The book illuminates the stories of “high-altitude porters” who serve as crucial support personnel for alpine expeditions carried out by some of the world’s most famous and daring explorers. The book explains that these specialized individuals are known as both Sherpas and sherpas, the first of whom are a people from a cultural region, while the latter term is associated with an individual’s role or job on an expedition. In either case, both guide teams of explorers, recreational climbers and scientists through some of the harshest and most unforgiving environments on the planet. The Sherpas are native to the Himalayan region and often live in neighboring countries like Pakistan and Nepal. Sherpas not only provide local knowledge of climbing routes and environmental conditions, but also provide the physical labor required to haul vital equipment and supplies up the frozen slopes.

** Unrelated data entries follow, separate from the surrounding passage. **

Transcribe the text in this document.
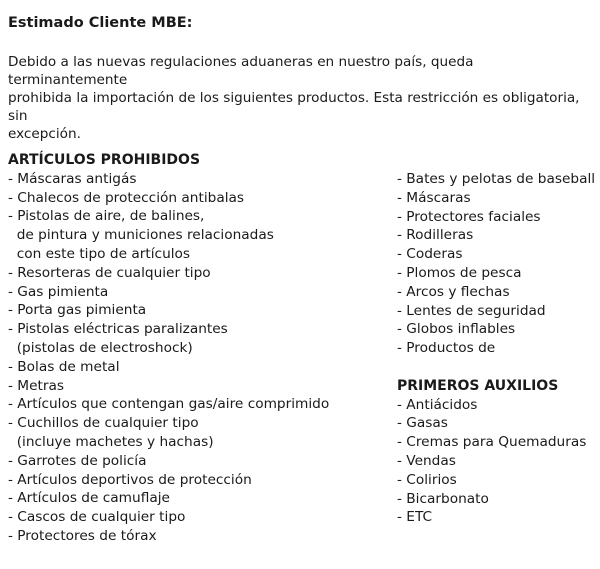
Estimado Cliente MBE:

Debido a las nuevas regulaciones aduaneras en nuestro país, queda terminantemente
prohibida la importación de los siguientes productos. Esta restricción es obligatoria, sin
excepción.

ARTÍCULOS PROHIBIDOS

- Máscaras antigás
- Chalecos de protección antibalas
- Pistolas de aire, de balines,
de pintura y municiones relacionadas
con este tipo de artículos
- Resorteras de cualquier tipo
- Gas pimienta
- Porta gas pimienta
- Pistolas eléctricas paralizantes
(pistolas de electroshock)
- Bolas de metal
- Metras
- Artículos que contengan gas/aire comprimido
- Cuchillos de cualquier tipo
(incluye machetes y hachas)
- Garrotes de policía
- Artículos deportivos de protección
- Artículos de camuflaje
- Cascos de cualquier tipo
- Protectores de tórax
- Bates y pelotas de baseball
- Máscaras
- Protectores faciales
- Rodilleras
- Coderas
- Plomos de pesca
- Arcos y flechas
- Lentes de seguridad
- Globos inflables
- Productos de

PRIMEROS AUXILIOS

- Antiácidos
- Gasas
- Cremas para Quemaduras
- Vendas
- Colirios
- Bicarbonato
- ETC
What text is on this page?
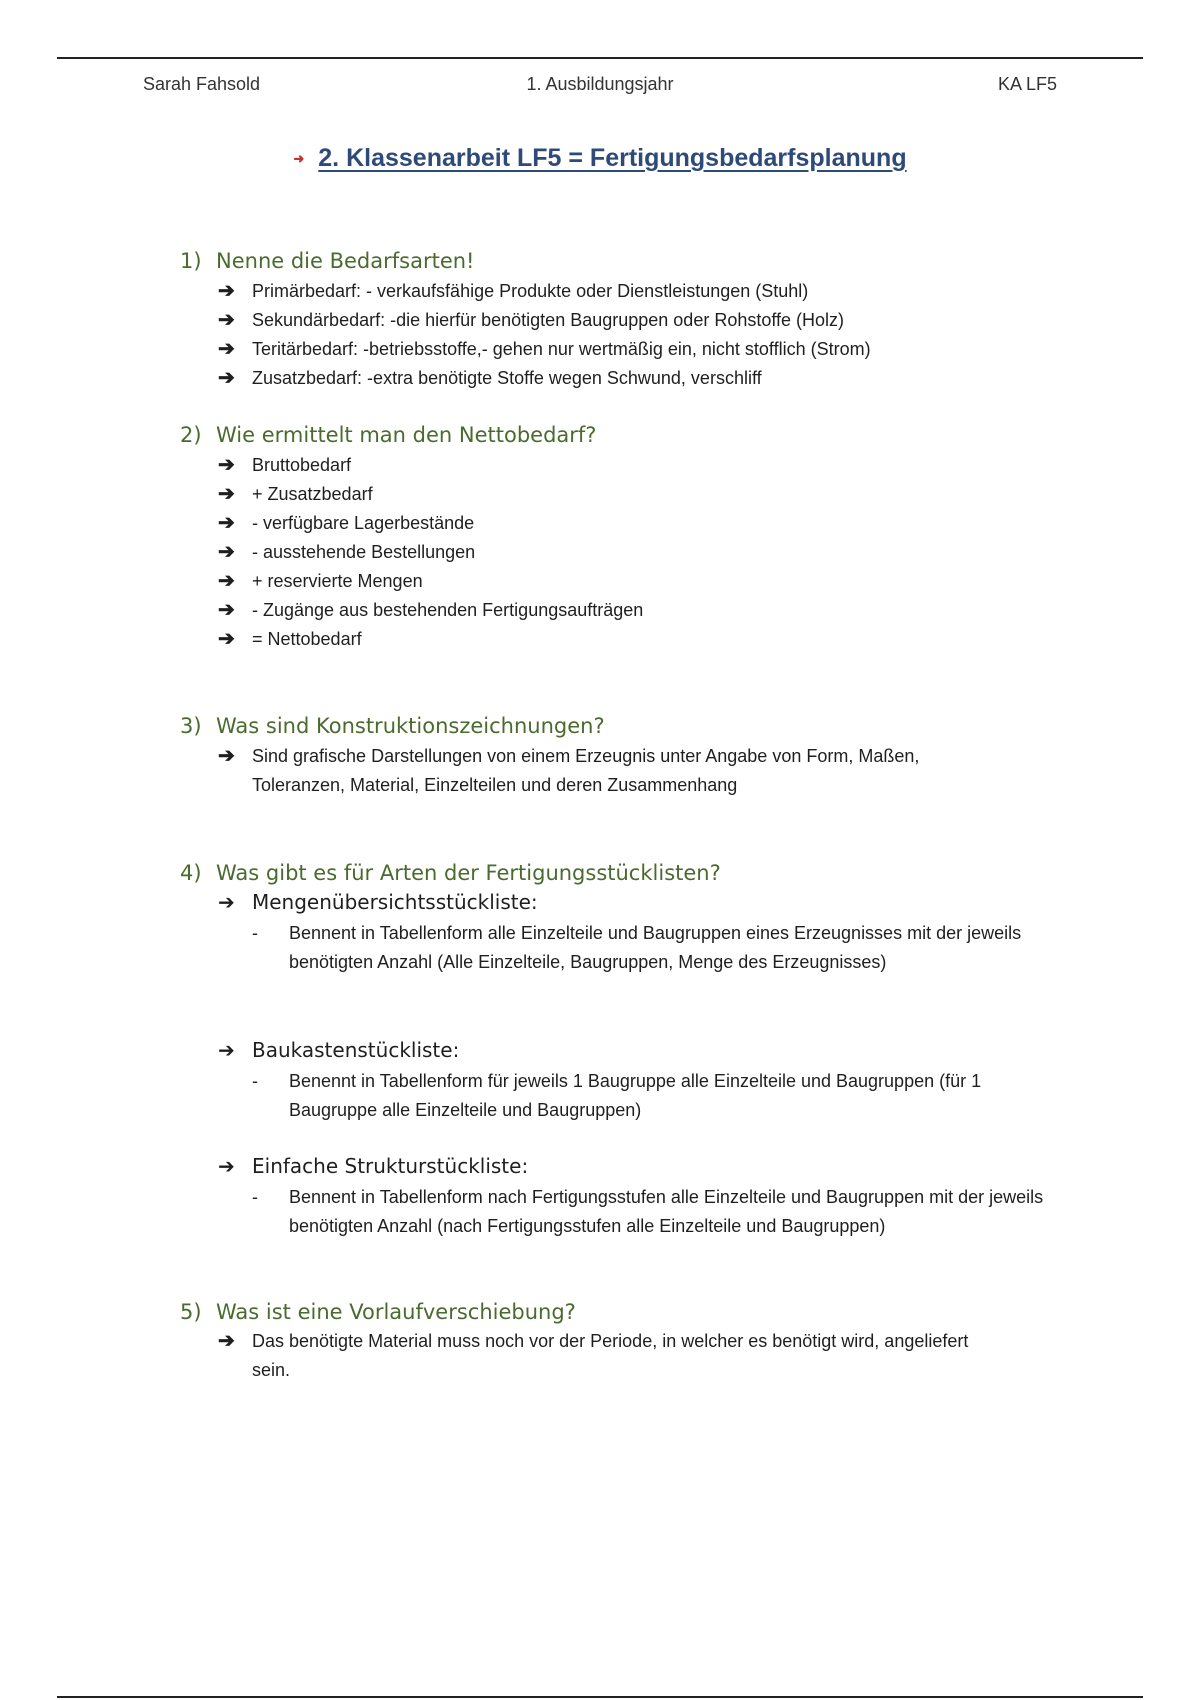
Sarah Fahsold	1. Ausbildungsjahr	KA LF5
➜ 2. Klassenarbeit LF5 = Fertigungsbedarfsplanung
1) Nenne die Bedarfsarten!
➔ Primärbedarf: - verkaufsfähige Produkte oder Dienstleistungen (Stuhl)
➔ Sekundärbedarf: -die hierfür benötigten Baugruppen oder Rohstoffe (Holz)
➔ Teritärbedarf: -betriebsstoffe,- gehen nur wertmäßig ein, nicht stofflich (Strom)
➔ Zusatzbedarf: -extra benötigte Stoffe wegen Schwund, verschliff
2) Wie ermittelt man den Nettobedarf?
➔ Bruttobedarf
➔ + Zusatzbedarf
➔ - verfügbare Lagerbestände
➔ - ausstehende Bestellungen
➔ + reservierte Mengen
➔ - Zugänge aus bestehenden Fertigungsaufträgen
➔ = Nettobedarf
3) Was sind Konstruktionszeichnungen?
➔ Sind grafische Darstellungen von einem Erzeugnis unter Angabe von Form, Maßen, Toleranzen, Material, Einzelteilen und deren Zusammenhang
4) Was gibt es für Arten der Fertigungsstücklisten?
➔ Mengenübersichtsstückliste:
- Bennent in Tabellenform alle Einzelteile und Baugruppen eines Erzeugnisses mit der jeweils benötigten Anzahl (Alle Einzelteile, Baugruppen, Menge des Erzeugnisses)
➔ Baukastenstückliste:
- Benennt in Tabellenform für jeweils 1 Baugruppe alle Einzelteile und Baugruppen (für 1 Baugruppe alle Einzelteile und Baugruppen)
➔ Einfache Strukturstückliste:
- Bennent in Tabellenform nach Fertigungsstufen alle Einzelteile und Baugruppen mit der jeweils benötigten Anzahl (nach Fertigungsstufen alle Einzelteile und Baugruppen)
5) Was ist eine Vorlaufverschiebung?
➔ Das benötigte Material muss noch vor der Periode, in welcher es benötigt wird, angeliefert sein.
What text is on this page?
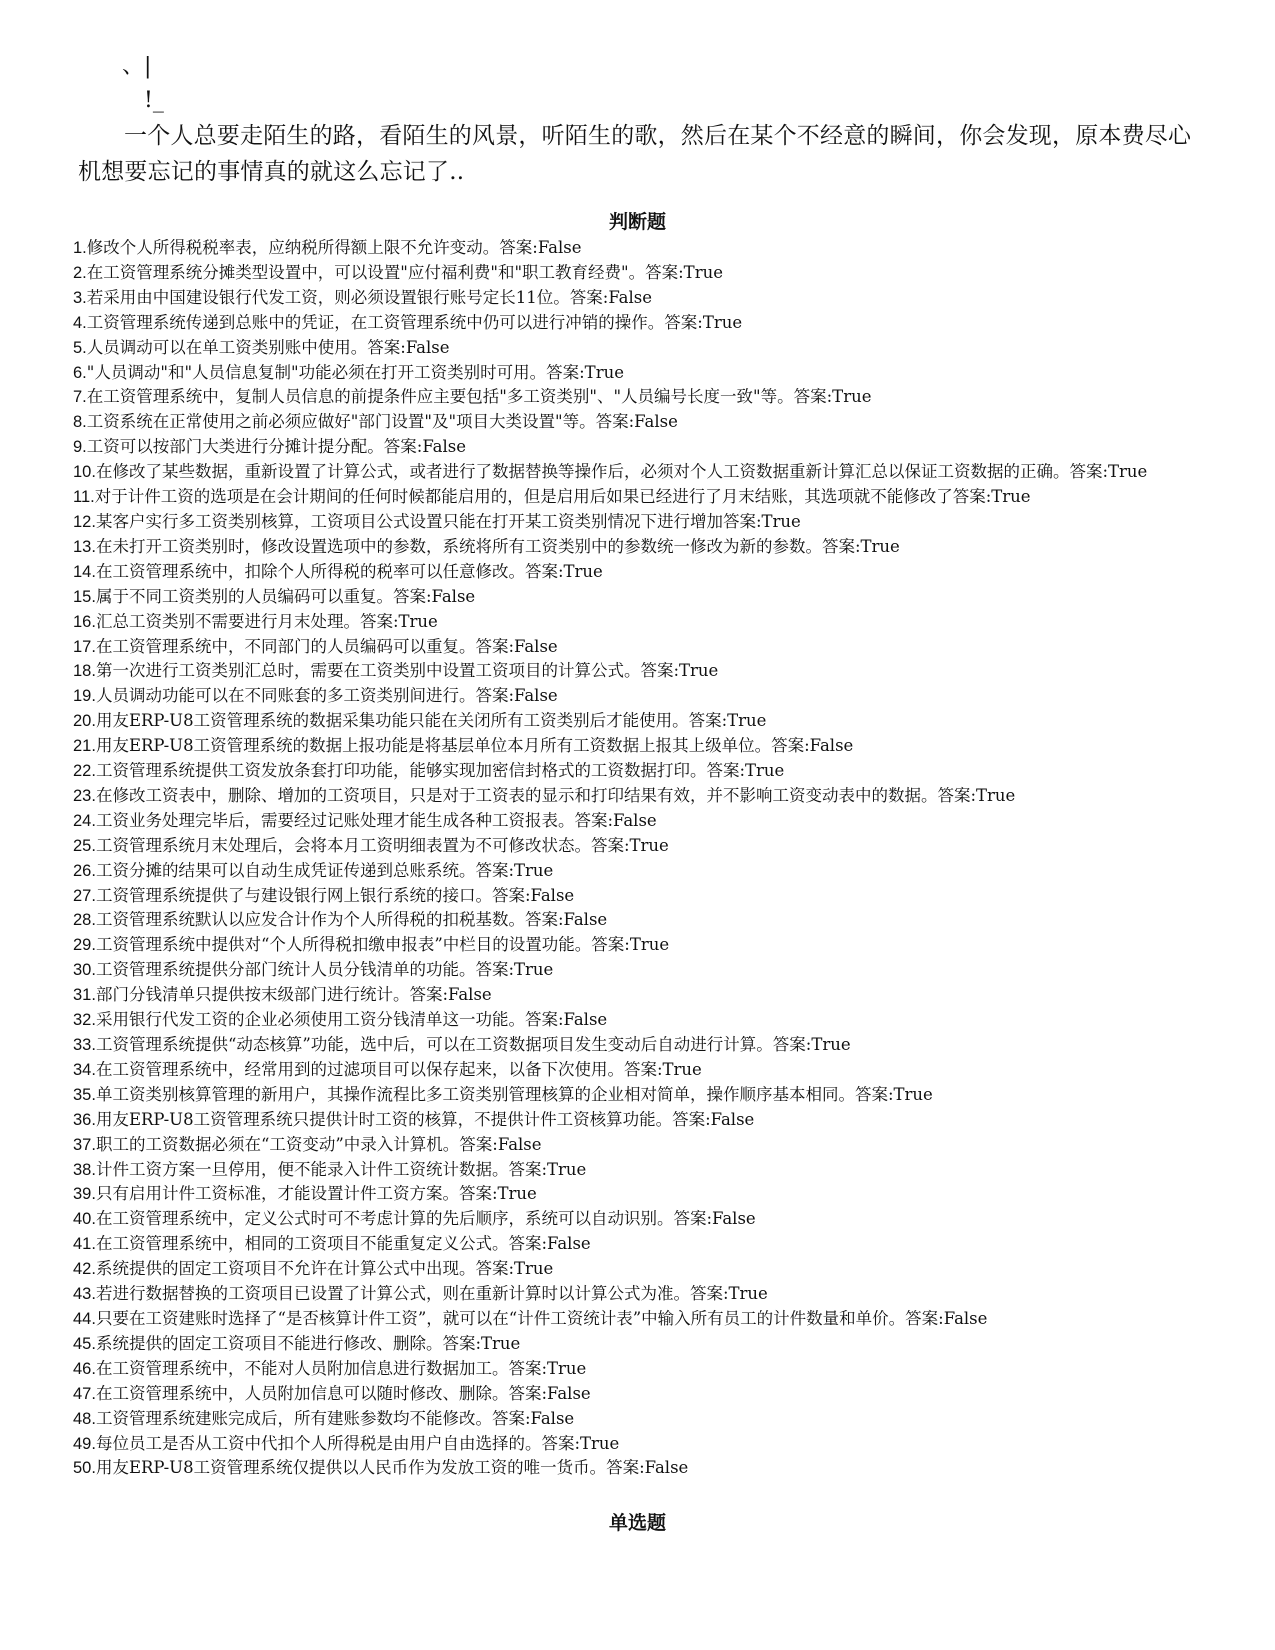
、|
!_
一个人总要走陌生的路，看陌生的风景，听陌生的歌，然后在某个不经意的瞬间，你会发现，原本费尽心机想要忘记的事情真的就这么忘记了..
判断题
1.修改个人所得税税率表，应纳税所得额上限不允许变动。答案:False
2.在工资管理系统分摊类型设置中，可以设置"应付福利费"和"职工教育经费"。答案:True
3.若采用由中国建设银行代发工资，则必须设置银行账号定长11位。答案:False
4.工资管理系统传递到总账中的凭证，在工资管理系统中仍可以进行冲销的操作。答案:True
5.人员调动可以在单工资类别账中使用。答案:False
6."人员调动"和"人员信息复制"功能必须在打开工资类别时可用。答案:True
7.在工资管理系统中，复制人员信息的前提条件应主要包括"多工资类别"、"人员编号长度一致"等。答案:True
8.工资系统在正常使用之前必须应做好"部门设置"及"项目大类设置"等。答案:False
9.工资可以按部门大类进行分摊计提分配。答案:False
10.在修改了某些数据，重新设置了计算公式，或者进行了数据替换等操作后，必须对个人工资数据重新计算汇总以保证工资数据的正确。答案:True
11.对于计件工资的选项是在会计期间的任何时候都能启用的，但是启用后如果已经进行了月末结账，其选项就不能修改了答案:True
12.某客户实行多工资类别核算，工资项目公式设置只能在打开某工资类别情况下进行增加答案:True
13.在未打开工资类别时，修改设置选项中的参数，系统将所有工资类别中的参数统一修改为新的参数。答案:True
14.在工资管理系统中，扣除个人所得税的税率可以任意修改。答案:True
15.属于不同工资类别的人员编码可以重复。答案:False
16.汇总工资类别不需要进行月末处理。答案:True
17.在工资管理系统中，不同部门的人员编码可以重复。答案:False
18.第一次进行工资类别汇总时，需要在工资类别中设置工资项目的计算公式。答案:True
19.人员调动功能可以在不同账套的多工资类别间进行。答案:False
20.用友ERP-U8工资管理系统的数据采集功能只能在关闭所有工资类别后才能使用。答案:True
21.用友ERP-U8工资管理系统的数据上报功能是将基层单位本月所有工资数据上报其上级单位。答案:False
22.工资管理系统提供工资发放条套打印功能，能够实现加密信封格式的工资数据打印。答案:True
23.在修改工资表中，删除、增加的工资项目，只是对于工资表的显示和打印结果有效，并不影响工资变动表中的数据。答案:True
24.工资业务处理完毕后，需要经过记账处理才能生成各种工资报表。答案:False
25.工资管理系统月末处理后，会将本月工资明细表置为不可修改状态。答案:True
26.工资分摊的结果可以自动生成凭证传递到总账系统。答案:True
27.工资管理系统提供了与建设银行网上银行系统的接口。答案:False
28.工资管理系统默认以应发合计作为个人所得税的扣税基数。答案:False
29.工资管理系统中提供对“个人所得税扣缴申报表”中栏目的设置功能。答案:True
30.工资管理系统提供分部门统计人员分钱清单的功能。答案:True
31.部门分钱清单只提供按末级部门进行统计。答案:False
32.采用银行代发工资的企业必须使用工资分钱清单这一功能。答案:False
33.工资管理系统提供“动态核算”功能，选中后，可以在工资数据项目发生变动后自动进行计算。答案:True
34.在工资管理系统中，经常用到的过滤项目可以保存起来，以备下次使用。答案:True
35.单工资类别核算管理的新用户，其操作流程比多工资类别管理核算的企业相对简单，操作顺序基本相同。答案:True
36.用友ERP-U8工资管理系统只提供计时工资的核算，不提供计件工资核算功能。答案:False
37.职工的工资数据必须在“工资变动”中录入计算机。答案:False
38.计件工资方案一旦停用，便不能录入计件工资统计数据。答案:True
39.只有启用计件工资标准，才能设置计件工资方案。答案:True
40.在工资管理系统中，定义公式时可不考虑计算的先后顺序，系统可以自动识别。答案:False
41.在工资管理系统中，相同的工资项目不能重复定义公式。答案:False
42.系统提供的固定工资项目不允许在计算公式中出现。答案:True
43.若进行数据替换的工资项目已设置了计算公式，则在重新计算时以计算公式为准。答案:True
44.只要在工资建账时选择了“是否核算计件工资”，就可以在“计件工资统计表”中输入所有员工的计件数量和单价。答案:False
45.系统提供的固定工资项目不能进行修改、删除。答案:True
46.在工资管理系统中，不能对人员附加信息进行数据加工。答案:True
47.在工资管理系统中，人员附加信息可以随时修改、删除。答案:False
48.工资管理系统建账完成后，所有建账参数均不能修改。答案:False
49.每位员工是否从工资中代扣个人所得税是由用户自由选择的。答案:True
50.用友ERP-U8工资管理系统仅提供以人民币作为发放工资的唯一货币。答案:False
单选题
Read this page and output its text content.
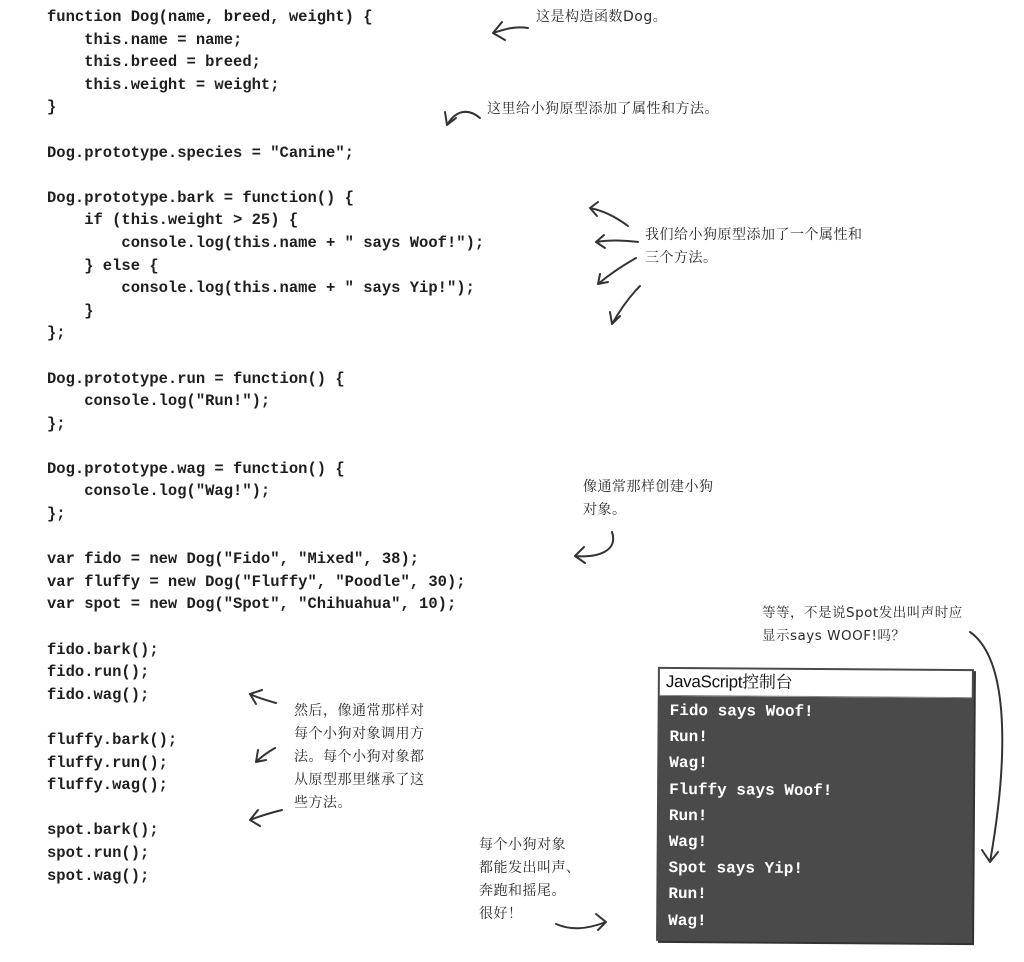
function Dog(name, breed, weight) {
this.name = name;
this.breed = breed;
this.weight = weight;
}
Dog.prototype.species = "Canine";
Dog.prototype.bark = function() {
if (this.weight > 25) {
console.log(this.name + " says Woof!");
} else {
console.log(this.name + " says Yip!");
}
};
Dog.prototype.run = function() {
console.log("Run!");
};
Dog.prototype.wag = function() {
console.log("Wag!");
};
var fido = new Dog("Fido", "Mixed", 38);
var fluffy = new Dog("Fluffy", "Poodle", 30);
var spot = new Dog("Spot", "Chihuahua", 10);
fido.bark();
fido.run();
fido.wag();
fluffy.bark();
fluffy.run();
fluffy.wag();
spot.bark();
spot.run();
spot.wag();
这是构造函数Dog。
这里给小狗原型添加了属性和方法。
我们给小狗原型添加了一个属性和
三个方法。
像通常那样创建小狗
对象。
然后，像通常那样对
每个小狗对象调用方
法。每个小狗对象都
从原型那里继承了这
些方法。
等等，不是说Spot发出叫声时应
显示says WOOF!吗？
每个小狗对象
都能发出叫声、
奔跑和摇尾。
很好！
JavaScript控制台
Fido says Woof!
Run!
Wag!
Fluffy says Woof!
Run!
Wag!
Spot says Yip!
Run!
Wag!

“The sherpas do most of the heavy lifting in big mountaineering expeditions,” said Zuckerman during an interview with Dave Miller on Think Out Loud.
“They schlep up the gear, set the tents, they establish the route, they fix the lines, they catch their clients when they fall, they rescue them, they take the photos that run in all the newspapers of the person on the summit — they do all of the most difficult and dangerous mountaineering.”
Buried in the Sky focuses on a 2008 disaster, when 11 climbers from around the world died near the summit of K2. It’s the second-highest mountain in the world, after Everest, and known as one of the deadliest. Seven of the climbers who died that day came from wealthy countries like France, Italy and South Korea. Four of the other victims were on the job: two sherpas from Nepal and two high-altitude porters from Pakistan.
Zuckerman cites the multinational language barrier as a major component of the expedition’s downfall. Among the entire group, there were few people who could communicate with everyone. Even amongst the sherpas themselves, those of Pakistani origin could not communicate with those from Nepal and even amongst the Nepali themselves, there were colloquial language barriers.
“Literally [the climbers] didn’t know the people who were tying the knots that they were hanging from,” noted Zuckerman.
“History is usually told through the eyes of the kings and Columbuses, not from the perspective of the help,” he continued. “Mountaineering shows that when your life hangs from a knot, you need to know who tied it. When you’re telling a story, what you fail to learn because you don’t talk to people with crucial perspectives can actually lead to a disaster.”